Женя, младшая сестренка, была слаба здоровьем. Фельдшер нашел у нее английскую болезнь, велел поить рыбьим жиром. Рыбий жир стоил дорого, покупали его в аптеке, где за окном прекрасно сияли налитые разноцветными жидкостями стеклянные шары: зеленый, малиновый, солнечно-желтый. Аптекарь, старенький немец в чистейшем халате, был робок, держал голову низко, припрятав ее между плеч, словно перед ударом. Он гладил Верочку по голове, говорил: «Oh, frommes Kind!», дарил ей флаконы и коробочки из-под лекарств с длинными бумажными хвостами, где было что-то написано.
Женька рыбий жир пила плохо, приходилось ей нос зажимать, чтобы она рот открыла, и тогда залить туда ложку силком. После этого начинался рев. Ревела Женька длинно и нудно, басовым голосом, по целым часам. Сядет и ревет, словно деньги зарабатывает. Верочка этого рева терпеть не могла, а мать за Женьку заступалась: «Она еще маленькая». Вообще она младшую дочку, наверно от жалости, больше любила. Зато Верочка — папина радость, отец на нее не надышится. Тележку ей смастерил, клетку для соловья, только самого соловья еще не было, дорого стоит, но отец обещал купить, когда разбогатеет.

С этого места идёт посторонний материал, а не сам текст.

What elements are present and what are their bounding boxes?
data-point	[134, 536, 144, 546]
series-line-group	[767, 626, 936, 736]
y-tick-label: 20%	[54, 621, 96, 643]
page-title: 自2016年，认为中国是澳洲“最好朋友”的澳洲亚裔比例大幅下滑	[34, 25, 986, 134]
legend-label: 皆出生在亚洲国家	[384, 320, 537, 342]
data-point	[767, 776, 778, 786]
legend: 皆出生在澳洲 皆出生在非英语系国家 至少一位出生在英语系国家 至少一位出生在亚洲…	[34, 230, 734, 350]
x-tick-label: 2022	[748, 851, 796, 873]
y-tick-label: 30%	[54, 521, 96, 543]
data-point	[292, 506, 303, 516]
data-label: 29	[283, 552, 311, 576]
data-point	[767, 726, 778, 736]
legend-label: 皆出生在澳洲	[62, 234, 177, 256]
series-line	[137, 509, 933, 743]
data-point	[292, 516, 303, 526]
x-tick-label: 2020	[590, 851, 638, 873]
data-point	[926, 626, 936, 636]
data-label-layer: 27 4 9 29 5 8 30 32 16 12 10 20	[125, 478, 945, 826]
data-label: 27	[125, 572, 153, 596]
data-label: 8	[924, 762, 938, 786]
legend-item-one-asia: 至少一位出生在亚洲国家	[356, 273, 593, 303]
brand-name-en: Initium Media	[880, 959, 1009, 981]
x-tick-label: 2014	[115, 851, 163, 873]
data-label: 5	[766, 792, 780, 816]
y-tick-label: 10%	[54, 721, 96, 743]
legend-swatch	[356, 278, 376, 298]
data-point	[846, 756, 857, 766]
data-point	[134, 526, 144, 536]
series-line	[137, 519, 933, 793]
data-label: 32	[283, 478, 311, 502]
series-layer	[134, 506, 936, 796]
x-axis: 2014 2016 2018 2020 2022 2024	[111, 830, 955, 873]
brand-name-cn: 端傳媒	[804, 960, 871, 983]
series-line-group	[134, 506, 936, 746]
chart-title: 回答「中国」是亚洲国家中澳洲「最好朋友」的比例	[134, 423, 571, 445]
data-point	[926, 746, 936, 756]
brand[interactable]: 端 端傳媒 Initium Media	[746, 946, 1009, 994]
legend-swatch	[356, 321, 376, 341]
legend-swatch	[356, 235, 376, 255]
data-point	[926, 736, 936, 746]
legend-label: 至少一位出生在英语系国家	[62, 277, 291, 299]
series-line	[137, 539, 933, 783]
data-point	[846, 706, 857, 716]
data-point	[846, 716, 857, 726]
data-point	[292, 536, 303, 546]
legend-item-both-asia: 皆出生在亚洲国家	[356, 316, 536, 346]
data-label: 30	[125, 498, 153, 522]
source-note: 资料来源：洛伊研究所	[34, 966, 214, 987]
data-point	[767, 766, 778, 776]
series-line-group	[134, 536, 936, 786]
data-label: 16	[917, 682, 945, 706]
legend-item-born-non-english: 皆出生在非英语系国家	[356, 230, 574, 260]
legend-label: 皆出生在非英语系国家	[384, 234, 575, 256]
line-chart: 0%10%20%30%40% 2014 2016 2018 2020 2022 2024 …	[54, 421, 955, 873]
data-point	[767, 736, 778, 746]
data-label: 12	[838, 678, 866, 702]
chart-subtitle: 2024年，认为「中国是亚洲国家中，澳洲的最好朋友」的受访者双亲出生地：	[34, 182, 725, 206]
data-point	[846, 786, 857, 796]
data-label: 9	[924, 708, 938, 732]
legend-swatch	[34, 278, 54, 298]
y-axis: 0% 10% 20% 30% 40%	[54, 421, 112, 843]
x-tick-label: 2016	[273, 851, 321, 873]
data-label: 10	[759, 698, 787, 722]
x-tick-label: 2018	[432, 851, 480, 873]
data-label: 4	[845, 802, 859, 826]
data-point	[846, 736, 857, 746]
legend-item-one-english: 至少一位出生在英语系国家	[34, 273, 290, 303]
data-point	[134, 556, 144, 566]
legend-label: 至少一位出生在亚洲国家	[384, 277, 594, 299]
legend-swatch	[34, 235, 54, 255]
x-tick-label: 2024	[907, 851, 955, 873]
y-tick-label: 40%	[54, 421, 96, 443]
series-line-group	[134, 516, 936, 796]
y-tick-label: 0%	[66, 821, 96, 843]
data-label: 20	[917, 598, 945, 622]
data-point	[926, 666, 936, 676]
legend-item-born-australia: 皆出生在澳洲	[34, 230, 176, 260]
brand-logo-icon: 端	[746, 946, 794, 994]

Он твердо верил, что разбогатеет, да не один, а со всем трудовым народом, дай только разберемся. А пока что было трудно. Мать ужом крутилась, чтобы выгадать лишний двугривенный. С огорода многого не возьмешь, что вырастили, то и съели. Ели они борщ три раза в день: утром, в обед и вечером. Борщ когда какой — по доходам. Чуть получше с деньгами — и борщ пожирней, с мозговой косточкой. Похуже — борщ постный, с чесноком и фасолью. Совсем плохо — борщ почти из одной ботвы. Забелить нечем, коровы нет. Мать брала молоко у соседки Дуняши за деньги, по глечику в день. Пила одна Женя — она маленькая, да и здоровьем слаба. Наливали ей кружечку молока, в руку — половину баранки, она и тут ухитрялась реветь — зачем баранку сломали. При грозе молоко кисло, и мать давала Верочке простоквашу — Женька-капризница кислого не ест. Такого — да не есть! Простокваша прямо с погреба, голуба, холодна, чудесно режется ложкой на нежно-плотные, дрожащие куски. Кусок лежит на языке и медленно тает, а ложка уже идет за другим, и опять, и опять, и вот уже видно дно, и радость кончается, но не совсем, потому что можно еще высунуть язык и, упираясь носом в тарелку, вылизать ее дочиста. Верочка любит простоквашу и, значит, любит грозу, радуется, когда пухнут на краю неба синие тучи.